30cm x 65cm
BEFORE THE ADVENT of opinion polls, by-elections were the most reliable means of gauging the mood of the electorate.
For decades before the 1916 Rising, Irish nationalists represented by the Irish Parliamentary Party (IPP) sought Irish home rule – a subordinate parliament and government in Dublin.
But the emergence of Sinn Féin, which championed an independent Irish republic, transformed the political landscape. In 1917 Sinn Féin won four by-elections on the bounce in North Roscommon, South Longford, East Clare and South Kilkenny.
No victory was more emphatic than East Clare and no winning candidate more central to the future history of Ireland.
A political novice
The victor was a political novice with little experience of public speaking outside the classroom. The senior surviving Volunteer from 1916, he was largely unknown before the East Clare by-election.
But after it he was catapulted to national prominence, became president of Sinn Féin and represented East Clare for the next four decades. That soldier turned politician was De Valera .
The East Clare by-election on July 10 was precipitated by the death on the Western Front of the sitting MP: Major Willie Redmond, brother of the leader of the IPP.
Patrick Lynch KC, a barrister, contested the seat for the IPP under the banner: “Clare for a Clareman – Lynch is the Man”. His supporters, who were strongest in Ennis, contended that an Irish republic was a political fantasy. For several reasons, few expected anything other than a Sinn Féin victory.
One of the most rebellious counties in Ireland
First, Clare was one of the most rebellious counties in Ireland and during the by-election the county inspector of the Royal Irish Constabulary had to obtain a draft of 150 soldiers. Eight months after the by-election Clare became the first county to be placed under military rule since the 1916 Rising.
Second, no election had been contested in East Clare since 1895 and the IPP’s constituency machine was decrepit and almost bankrupt. By contrast, the Sinn Féin campaign was highly organised and backboned by the revamped Irish Volunteers who were unafraid to defy the authorities and acted as a private police force.
De Valera, who had only been released from prison on 16 June, campaigned in his Volunteer uniform and told the electors that, “every vote you give now is as good as the crack of a rifle in proclaiming your desire for freedom”.
Third, buoyed up by its earlier electoral successes Sinn Féin attracted not just the support of the young but that of the Clare Champion (the county newspaper) and, more significantly, the endorsement of Bishop Michael Fogarty of Killaloe and the majority of younger clergy. The Catholic card was played astutely and reassuringly by de Valera.

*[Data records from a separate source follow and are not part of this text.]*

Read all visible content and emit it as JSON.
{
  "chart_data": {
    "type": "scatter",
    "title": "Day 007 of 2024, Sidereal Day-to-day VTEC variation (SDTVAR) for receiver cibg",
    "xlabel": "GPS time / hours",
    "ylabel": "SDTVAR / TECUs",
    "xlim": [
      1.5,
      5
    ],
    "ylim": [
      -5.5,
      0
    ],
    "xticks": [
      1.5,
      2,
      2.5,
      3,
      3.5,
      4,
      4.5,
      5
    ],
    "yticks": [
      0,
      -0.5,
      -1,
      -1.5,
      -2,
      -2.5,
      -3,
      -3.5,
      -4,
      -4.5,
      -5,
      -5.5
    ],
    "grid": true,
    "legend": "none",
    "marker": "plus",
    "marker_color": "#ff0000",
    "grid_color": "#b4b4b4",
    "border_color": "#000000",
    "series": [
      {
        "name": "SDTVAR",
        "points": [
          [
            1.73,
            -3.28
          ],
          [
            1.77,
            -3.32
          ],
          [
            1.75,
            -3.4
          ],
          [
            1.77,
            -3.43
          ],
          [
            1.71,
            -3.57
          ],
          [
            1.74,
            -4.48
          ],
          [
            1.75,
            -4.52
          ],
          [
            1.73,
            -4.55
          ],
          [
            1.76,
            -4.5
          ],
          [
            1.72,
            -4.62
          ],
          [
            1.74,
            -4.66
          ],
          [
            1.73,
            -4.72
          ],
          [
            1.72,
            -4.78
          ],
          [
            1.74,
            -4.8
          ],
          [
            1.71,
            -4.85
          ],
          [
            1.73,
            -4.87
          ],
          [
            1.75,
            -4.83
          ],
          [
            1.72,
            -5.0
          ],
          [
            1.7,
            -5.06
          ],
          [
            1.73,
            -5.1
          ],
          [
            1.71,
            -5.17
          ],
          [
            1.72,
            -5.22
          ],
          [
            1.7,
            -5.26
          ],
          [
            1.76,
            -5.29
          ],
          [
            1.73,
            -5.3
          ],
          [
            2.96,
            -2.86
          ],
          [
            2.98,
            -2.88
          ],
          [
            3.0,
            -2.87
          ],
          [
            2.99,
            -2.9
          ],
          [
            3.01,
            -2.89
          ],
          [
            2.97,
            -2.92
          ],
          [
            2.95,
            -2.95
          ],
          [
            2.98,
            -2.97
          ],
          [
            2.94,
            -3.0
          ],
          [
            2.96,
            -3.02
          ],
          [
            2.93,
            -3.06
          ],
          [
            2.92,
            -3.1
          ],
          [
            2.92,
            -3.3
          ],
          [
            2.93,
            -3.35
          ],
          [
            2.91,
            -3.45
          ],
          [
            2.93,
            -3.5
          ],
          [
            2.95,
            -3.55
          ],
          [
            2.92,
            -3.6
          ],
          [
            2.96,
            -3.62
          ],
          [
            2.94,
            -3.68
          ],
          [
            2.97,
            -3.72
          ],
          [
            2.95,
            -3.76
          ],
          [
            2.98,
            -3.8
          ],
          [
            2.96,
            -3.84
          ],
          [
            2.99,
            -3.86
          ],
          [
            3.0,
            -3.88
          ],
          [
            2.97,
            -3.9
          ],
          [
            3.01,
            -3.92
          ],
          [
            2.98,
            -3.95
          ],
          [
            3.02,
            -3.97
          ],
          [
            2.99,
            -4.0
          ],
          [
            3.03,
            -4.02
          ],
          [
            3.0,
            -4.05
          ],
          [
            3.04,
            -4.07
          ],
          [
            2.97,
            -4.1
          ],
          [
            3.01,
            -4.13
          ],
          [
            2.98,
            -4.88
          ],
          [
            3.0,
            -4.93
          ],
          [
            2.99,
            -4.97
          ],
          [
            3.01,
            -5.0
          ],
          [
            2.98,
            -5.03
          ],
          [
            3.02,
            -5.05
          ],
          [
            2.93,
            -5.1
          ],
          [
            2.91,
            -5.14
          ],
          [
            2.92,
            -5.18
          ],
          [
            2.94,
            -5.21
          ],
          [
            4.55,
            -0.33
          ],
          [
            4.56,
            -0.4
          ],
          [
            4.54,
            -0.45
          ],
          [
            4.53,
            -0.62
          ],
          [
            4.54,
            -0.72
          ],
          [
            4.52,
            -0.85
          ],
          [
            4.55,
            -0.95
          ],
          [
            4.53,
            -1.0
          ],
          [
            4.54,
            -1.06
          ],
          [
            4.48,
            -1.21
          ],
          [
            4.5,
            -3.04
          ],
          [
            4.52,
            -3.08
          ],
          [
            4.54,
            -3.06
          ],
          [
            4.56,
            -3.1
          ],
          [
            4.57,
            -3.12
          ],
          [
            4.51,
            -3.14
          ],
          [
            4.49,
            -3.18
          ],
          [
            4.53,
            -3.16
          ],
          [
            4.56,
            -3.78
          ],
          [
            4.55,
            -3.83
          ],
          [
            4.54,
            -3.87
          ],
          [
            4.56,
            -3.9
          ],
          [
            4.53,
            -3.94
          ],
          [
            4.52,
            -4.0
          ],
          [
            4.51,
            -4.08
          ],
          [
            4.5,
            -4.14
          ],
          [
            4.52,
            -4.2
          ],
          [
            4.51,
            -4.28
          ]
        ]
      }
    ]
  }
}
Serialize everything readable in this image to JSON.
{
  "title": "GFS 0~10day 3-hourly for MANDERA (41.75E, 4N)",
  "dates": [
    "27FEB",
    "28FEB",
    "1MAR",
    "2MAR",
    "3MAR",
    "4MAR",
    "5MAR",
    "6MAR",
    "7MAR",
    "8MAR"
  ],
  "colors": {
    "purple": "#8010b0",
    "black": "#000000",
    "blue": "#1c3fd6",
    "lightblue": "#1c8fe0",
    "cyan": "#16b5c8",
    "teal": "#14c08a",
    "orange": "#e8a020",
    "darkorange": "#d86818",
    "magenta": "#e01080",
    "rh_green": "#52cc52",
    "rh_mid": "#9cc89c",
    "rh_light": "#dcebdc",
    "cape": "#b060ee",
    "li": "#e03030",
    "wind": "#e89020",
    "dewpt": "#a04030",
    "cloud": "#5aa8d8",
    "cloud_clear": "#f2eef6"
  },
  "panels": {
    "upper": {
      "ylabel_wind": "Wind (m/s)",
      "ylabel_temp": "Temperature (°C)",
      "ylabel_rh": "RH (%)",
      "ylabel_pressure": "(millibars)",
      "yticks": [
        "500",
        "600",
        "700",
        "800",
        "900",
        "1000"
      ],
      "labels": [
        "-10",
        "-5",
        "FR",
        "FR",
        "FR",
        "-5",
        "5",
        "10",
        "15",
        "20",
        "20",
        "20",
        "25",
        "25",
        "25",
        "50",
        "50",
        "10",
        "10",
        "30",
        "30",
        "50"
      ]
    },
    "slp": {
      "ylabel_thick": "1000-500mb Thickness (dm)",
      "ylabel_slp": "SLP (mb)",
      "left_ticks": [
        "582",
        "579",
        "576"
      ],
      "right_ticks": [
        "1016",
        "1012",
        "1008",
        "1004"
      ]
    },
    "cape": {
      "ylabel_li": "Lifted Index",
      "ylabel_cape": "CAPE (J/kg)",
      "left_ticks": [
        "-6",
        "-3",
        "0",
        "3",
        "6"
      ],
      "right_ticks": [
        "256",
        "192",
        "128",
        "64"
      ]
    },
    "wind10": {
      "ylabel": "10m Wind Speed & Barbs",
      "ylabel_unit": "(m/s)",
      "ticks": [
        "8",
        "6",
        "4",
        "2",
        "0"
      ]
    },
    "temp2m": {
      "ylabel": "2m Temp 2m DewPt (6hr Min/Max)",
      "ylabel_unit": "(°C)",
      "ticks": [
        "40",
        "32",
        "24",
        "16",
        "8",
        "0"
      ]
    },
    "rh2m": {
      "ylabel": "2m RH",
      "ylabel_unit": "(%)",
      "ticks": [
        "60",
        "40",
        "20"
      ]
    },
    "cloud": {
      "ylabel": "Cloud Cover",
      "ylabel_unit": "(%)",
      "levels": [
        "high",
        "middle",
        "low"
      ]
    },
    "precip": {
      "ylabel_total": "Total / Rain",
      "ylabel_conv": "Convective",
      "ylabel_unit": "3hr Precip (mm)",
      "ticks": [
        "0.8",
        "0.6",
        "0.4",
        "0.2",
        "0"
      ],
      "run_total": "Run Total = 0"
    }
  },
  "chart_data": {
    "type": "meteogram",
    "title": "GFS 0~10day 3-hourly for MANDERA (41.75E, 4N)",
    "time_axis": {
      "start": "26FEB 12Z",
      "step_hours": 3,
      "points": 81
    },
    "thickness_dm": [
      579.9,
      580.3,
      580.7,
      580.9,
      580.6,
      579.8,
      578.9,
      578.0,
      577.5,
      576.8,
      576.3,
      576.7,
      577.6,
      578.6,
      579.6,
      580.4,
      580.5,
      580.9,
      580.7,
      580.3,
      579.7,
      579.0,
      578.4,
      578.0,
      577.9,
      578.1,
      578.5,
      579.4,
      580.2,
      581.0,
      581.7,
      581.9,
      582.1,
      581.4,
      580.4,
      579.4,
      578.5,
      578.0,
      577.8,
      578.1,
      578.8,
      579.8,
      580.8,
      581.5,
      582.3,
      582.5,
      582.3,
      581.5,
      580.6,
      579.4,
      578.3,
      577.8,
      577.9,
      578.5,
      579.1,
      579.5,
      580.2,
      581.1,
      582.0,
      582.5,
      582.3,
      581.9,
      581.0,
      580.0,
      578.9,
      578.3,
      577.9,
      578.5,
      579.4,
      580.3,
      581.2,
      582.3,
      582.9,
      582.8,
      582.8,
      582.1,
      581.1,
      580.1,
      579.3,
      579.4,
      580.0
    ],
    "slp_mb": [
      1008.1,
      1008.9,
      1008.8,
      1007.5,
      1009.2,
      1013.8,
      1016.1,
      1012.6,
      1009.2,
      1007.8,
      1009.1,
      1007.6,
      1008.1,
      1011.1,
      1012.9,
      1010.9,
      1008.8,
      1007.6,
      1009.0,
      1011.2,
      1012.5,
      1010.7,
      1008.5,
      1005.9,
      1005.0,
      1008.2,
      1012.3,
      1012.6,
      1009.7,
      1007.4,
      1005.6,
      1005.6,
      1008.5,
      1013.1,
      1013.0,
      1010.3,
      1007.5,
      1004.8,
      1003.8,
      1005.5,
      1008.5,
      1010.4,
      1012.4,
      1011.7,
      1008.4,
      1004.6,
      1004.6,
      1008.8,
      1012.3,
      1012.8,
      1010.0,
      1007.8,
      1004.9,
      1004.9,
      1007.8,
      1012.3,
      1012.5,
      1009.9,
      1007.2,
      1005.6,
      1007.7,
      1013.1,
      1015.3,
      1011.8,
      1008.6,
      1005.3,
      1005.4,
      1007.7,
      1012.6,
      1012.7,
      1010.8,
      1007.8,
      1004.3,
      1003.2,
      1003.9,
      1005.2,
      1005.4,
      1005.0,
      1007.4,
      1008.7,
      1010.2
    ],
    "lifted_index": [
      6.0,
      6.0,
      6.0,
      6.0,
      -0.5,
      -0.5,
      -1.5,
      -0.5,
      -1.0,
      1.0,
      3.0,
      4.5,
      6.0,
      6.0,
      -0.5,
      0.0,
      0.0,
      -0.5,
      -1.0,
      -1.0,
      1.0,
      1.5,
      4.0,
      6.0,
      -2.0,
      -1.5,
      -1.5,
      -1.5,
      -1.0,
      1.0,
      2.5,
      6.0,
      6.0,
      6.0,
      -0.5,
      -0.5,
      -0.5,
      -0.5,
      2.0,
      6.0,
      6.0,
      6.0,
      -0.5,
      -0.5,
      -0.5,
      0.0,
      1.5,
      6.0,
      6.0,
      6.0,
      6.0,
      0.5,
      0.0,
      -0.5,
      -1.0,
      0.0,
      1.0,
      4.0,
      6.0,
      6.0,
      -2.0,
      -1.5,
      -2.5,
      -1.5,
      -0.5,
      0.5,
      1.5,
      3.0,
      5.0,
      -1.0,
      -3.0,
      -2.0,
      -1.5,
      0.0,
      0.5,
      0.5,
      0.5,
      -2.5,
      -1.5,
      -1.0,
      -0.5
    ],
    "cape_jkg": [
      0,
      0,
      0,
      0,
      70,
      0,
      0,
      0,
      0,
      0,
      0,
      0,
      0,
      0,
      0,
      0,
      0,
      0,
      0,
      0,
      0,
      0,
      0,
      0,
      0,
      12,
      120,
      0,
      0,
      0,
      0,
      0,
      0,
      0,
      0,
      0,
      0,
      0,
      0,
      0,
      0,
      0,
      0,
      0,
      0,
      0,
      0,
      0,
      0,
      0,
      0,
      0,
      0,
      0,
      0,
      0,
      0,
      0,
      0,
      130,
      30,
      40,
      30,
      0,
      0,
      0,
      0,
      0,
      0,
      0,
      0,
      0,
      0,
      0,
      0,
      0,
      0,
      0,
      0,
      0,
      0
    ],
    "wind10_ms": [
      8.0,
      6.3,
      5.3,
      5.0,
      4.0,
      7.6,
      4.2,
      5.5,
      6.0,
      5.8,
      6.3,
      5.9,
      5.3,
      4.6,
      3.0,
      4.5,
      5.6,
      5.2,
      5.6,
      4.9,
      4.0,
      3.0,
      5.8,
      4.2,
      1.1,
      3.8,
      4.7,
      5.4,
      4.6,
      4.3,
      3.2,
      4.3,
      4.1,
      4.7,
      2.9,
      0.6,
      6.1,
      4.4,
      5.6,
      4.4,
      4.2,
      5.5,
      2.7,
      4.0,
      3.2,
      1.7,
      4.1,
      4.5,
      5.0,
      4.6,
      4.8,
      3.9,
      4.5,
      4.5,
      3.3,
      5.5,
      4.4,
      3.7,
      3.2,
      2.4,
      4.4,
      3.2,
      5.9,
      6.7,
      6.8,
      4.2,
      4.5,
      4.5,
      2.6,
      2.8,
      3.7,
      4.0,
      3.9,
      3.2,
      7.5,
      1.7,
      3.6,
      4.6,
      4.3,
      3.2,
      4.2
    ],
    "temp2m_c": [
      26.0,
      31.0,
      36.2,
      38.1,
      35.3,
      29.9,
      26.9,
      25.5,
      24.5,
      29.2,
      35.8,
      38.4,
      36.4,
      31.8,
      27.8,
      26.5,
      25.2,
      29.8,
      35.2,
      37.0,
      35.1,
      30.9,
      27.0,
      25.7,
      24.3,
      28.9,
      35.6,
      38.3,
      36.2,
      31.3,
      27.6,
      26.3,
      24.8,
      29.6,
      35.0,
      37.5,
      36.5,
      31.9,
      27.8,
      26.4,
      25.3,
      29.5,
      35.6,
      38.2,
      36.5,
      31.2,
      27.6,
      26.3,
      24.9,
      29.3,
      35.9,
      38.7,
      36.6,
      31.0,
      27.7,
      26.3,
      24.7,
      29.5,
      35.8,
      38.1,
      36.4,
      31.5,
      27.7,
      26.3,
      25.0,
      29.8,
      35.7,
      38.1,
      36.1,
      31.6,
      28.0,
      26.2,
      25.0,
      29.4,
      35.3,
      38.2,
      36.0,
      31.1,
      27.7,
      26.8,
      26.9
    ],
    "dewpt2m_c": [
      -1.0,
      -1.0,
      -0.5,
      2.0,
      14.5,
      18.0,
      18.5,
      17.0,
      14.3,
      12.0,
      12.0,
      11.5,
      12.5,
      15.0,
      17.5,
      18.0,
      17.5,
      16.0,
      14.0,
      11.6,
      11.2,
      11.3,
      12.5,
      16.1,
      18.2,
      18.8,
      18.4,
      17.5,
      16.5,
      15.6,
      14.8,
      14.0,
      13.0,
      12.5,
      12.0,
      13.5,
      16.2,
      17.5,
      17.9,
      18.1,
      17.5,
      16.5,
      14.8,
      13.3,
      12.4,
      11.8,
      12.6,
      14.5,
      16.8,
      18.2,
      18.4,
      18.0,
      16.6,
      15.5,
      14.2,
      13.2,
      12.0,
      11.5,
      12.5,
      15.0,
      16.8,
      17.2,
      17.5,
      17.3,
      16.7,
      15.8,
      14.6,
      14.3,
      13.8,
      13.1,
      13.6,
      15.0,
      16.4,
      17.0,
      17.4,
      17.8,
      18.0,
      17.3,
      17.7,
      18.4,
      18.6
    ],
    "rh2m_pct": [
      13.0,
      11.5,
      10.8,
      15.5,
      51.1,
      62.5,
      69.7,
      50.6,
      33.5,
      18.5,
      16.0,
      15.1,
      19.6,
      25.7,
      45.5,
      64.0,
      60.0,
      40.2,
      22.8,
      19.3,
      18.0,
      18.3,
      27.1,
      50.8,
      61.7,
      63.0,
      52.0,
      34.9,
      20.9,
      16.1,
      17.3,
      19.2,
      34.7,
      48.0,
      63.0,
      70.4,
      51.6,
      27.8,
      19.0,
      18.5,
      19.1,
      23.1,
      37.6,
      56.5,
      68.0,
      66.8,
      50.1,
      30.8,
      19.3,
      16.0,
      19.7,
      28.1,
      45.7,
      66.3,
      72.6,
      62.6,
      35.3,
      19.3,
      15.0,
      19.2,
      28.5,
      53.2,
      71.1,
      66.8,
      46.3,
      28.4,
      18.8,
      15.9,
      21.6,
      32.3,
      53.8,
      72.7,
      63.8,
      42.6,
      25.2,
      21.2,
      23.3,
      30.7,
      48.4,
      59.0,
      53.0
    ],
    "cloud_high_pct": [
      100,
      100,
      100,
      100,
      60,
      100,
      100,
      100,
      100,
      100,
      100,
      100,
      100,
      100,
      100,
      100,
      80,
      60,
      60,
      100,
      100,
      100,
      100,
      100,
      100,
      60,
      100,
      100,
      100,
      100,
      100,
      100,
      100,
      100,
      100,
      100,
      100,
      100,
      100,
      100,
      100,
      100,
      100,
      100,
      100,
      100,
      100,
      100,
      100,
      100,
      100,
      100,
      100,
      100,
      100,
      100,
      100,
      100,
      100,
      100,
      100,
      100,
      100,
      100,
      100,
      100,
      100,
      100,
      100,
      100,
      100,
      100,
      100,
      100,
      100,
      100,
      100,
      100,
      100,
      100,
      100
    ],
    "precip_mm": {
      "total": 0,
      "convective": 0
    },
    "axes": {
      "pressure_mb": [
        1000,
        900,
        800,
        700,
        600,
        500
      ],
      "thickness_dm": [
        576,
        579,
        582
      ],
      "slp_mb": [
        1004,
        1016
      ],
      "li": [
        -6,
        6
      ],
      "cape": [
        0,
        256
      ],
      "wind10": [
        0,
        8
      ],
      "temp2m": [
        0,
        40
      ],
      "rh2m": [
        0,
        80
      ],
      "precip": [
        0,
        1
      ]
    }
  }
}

Although everyone expected a victory for de Valera, no one expected so stunning a winning margin. When the result of the election was announced on July 11 de Valera had secured 5,010 votes to Lynch’s 2,035.
A game changer
The rural vote had turned against the IPP. The Freeman’s Journal, the newspaper of the IPP, lamented that, “East Clare has declared for revolution by an overwhelming majority”. Lynch was not the man after all.
The East Clare by-election was a milestone for Sinn Féin because it secured a striking popular mandate which helped the organisation to continue its rapid growth ahead of the 1918 general election.
For de Valera his victory was a pivotal episode in his progression from militant to political republican. More than any other factor, the scale of his success propelled him to the presidency of Sinn Féin in October 1917 and launched his long political career. For a man who in the early months of 1917 wished to have no truck with politics this was quite a turn of events.